The at least two target behavior attributes also include the following two target behavior attributes: the target access user identifier corresponding to the target access operation and the target access interface corresponding to the target application system, wherein the at least two trusted access relation items also have the following two trusted access relation items: and the trusted access user identification item and the trusted access interface item corresponding to the trusted response data type item.

4. The method of claim 1, wherein before the performing the abnormal access detection based on the target response relation pair and the trusted response relation pair to obtain the target abnormal access detection result corresponding to the target access operation, the method further comprises:

acquiring a historical access behavior log in the security access period of the target application system;

5. The method of claim 1, wherein the target access behavior log includes a target response packet corresponding to the target access operation;

judging whether sensitive data exists in the target response packet;

6. The method of claim 1, after said determining whether sensitive data is present in the target response packet, the method further comprising:

7. The method of claim 1, wherein the performing abnormal access detection based on the target response relation pair and the trusted response relation pair to obtain a target abnormal access detection result corresponding to the target access operation includes:

comparing the target response relation pair with the trusted response relation pair, if the target response relation pair is in the trusted response relation pair, determining that the target access operation is a normal access operation, and if the target response relation pair is not in the trusted response relation pair, determining that the target access operation is an abnormal access operation.

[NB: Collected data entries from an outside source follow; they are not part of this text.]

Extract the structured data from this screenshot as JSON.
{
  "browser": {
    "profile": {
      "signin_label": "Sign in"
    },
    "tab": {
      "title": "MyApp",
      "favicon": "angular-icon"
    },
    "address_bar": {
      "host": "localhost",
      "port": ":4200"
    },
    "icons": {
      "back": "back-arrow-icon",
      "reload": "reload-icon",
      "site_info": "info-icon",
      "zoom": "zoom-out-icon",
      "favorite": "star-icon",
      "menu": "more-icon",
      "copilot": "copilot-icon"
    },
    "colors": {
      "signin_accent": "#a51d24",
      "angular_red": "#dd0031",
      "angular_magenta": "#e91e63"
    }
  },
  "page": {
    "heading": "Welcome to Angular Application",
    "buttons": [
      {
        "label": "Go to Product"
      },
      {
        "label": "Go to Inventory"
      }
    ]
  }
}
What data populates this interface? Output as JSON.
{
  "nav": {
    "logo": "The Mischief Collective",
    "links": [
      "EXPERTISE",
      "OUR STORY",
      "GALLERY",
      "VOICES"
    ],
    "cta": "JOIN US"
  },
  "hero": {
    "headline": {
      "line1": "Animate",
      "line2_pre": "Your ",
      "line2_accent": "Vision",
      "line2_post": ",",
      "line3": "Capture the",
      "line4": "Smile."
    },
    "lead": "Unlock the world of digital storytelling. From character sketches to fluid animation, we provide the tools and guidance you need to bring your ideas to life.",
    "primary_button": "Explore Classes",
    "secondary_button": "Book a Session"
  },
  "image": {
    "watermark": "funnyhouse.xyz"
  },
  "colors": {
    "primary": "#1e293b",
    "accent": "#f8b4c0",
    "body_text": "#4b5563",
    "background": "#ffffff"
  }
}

8. The method of claim 7, wherein after performing abnormal access detection based on the target response relationship pair and the trusted response relationship pair to obtain a target abnormal access detection result corresponding to the target access operation, the method further comprises:

And if the target access operation is the abnormal access operation, performing grinding and judging processing on the target access operation to obtain a target grinding and judging result corresponding to the target access operation.

9. The method of claim 8, wherein after performing the grinding process on the target access operation to obtain the target grinding result corresponding to the target access operation, the method further comprises:

and if the target research and judgment result is that the target access operation is the normal access operation, updating the trusted response relation pair based on the target response relation corresponding to the target access operation.

10. An abnormal access detection apparatus, the apparatus comprising:

the abnormal access detection module is used for carrying out abnormal access detection based on the target response relation pair and the trusted response relation pair to obtain a target abnormal access detection result corresponding to the target access operation; the trusted response relation is obtained by combining at least two trusted access relation items; the at least two trusted access relation items are obtained based on a historical access behavior log of the target application system; one of the at least two trusted access relationship items is a trusted response data type item.

11. An electronic device, comprising: a processor and a memory;

the processor is connected with the memory;

the memory is used for storing executable program codes;

the processor runs a program corresponding to executable program code stored in the memory by reading the executable program code for performing the method according to any one of claims 1-9.

12. A computer storage medium storing a plurality of instructions adapted to be loaded by a processor and to perform the method steps of any of claims 1-9.

13. A computer program product comprising instructions which, when run on a computer or processor, cause the computer or processor to perform the method of any of claims 1-9.